Disponível em: http://ultimosegundo.ig.com.br/colunistas/paulamiraglia/divisao+de+responsabilidades+sao+paulo+e+o+pcc/c1596943597605.html Acesso em: 10 maio 2011
Paula Miraglia
Antropóloga analisa segurança pública, justiça e cidadania
Relatório mostra que série de atentados de maio de 2006 vão além de achaque de policiais e revela problemas estruturais no Estado
10/05/2011 12:48
Foi lançado nesta semana o relatório São Paulo sob Achaque: Corrupção, Crime Organizado e Violência Institucional em Maio de 2006, um estudo sobre os ataques protagonizados pelo Primeiro Comando da Capital (PCC) em maio de 2006 e suas consequências.
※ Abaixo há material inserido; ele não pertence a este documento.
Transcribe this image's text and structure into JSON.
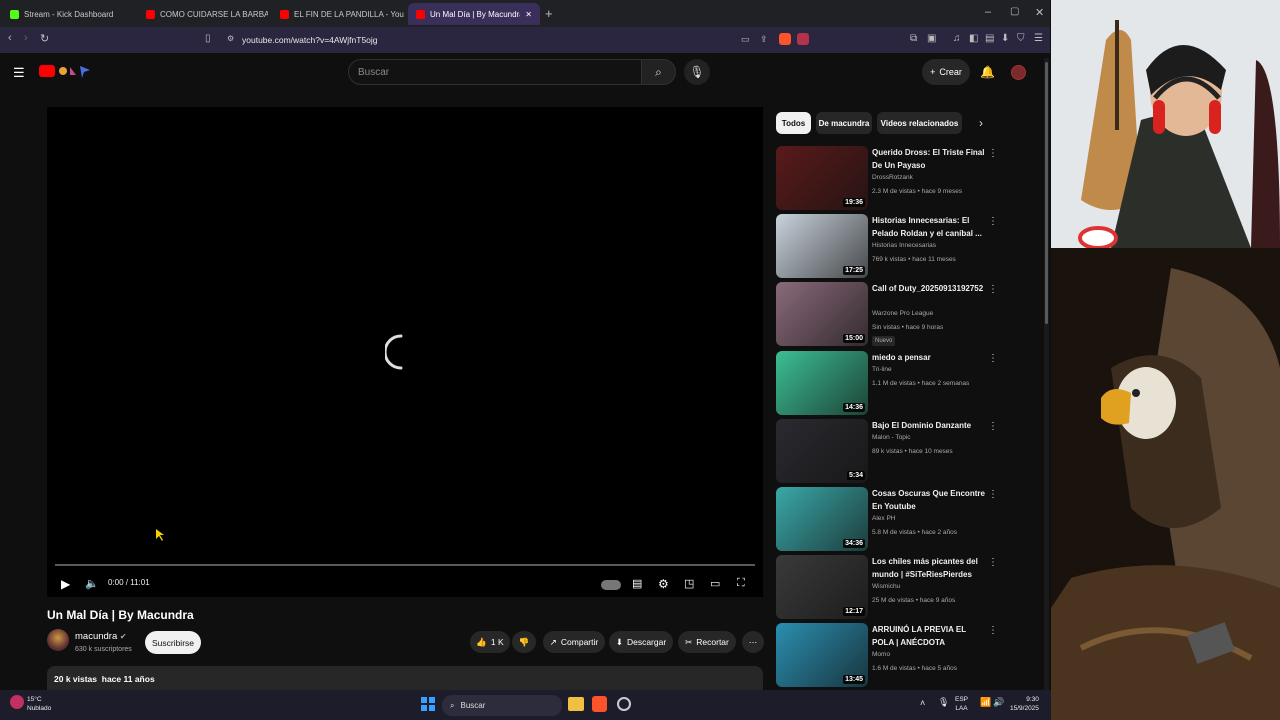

Na época, o PCC dirigiu uma série de ofensivas em pontos variados do Estado, resultando na morte de agentes públicos e execuções cuja responsabilidade é atribuída a policiais, apontadas como um revide aos ataques. As ocorrências revelaram o poder de um ator até então pouco conhecido e evidenciaram que São Paulo, ao contrário do que imaginava o senso comum e afirmava o Estado, também tinha grupos criminosos agindo de forma organizada.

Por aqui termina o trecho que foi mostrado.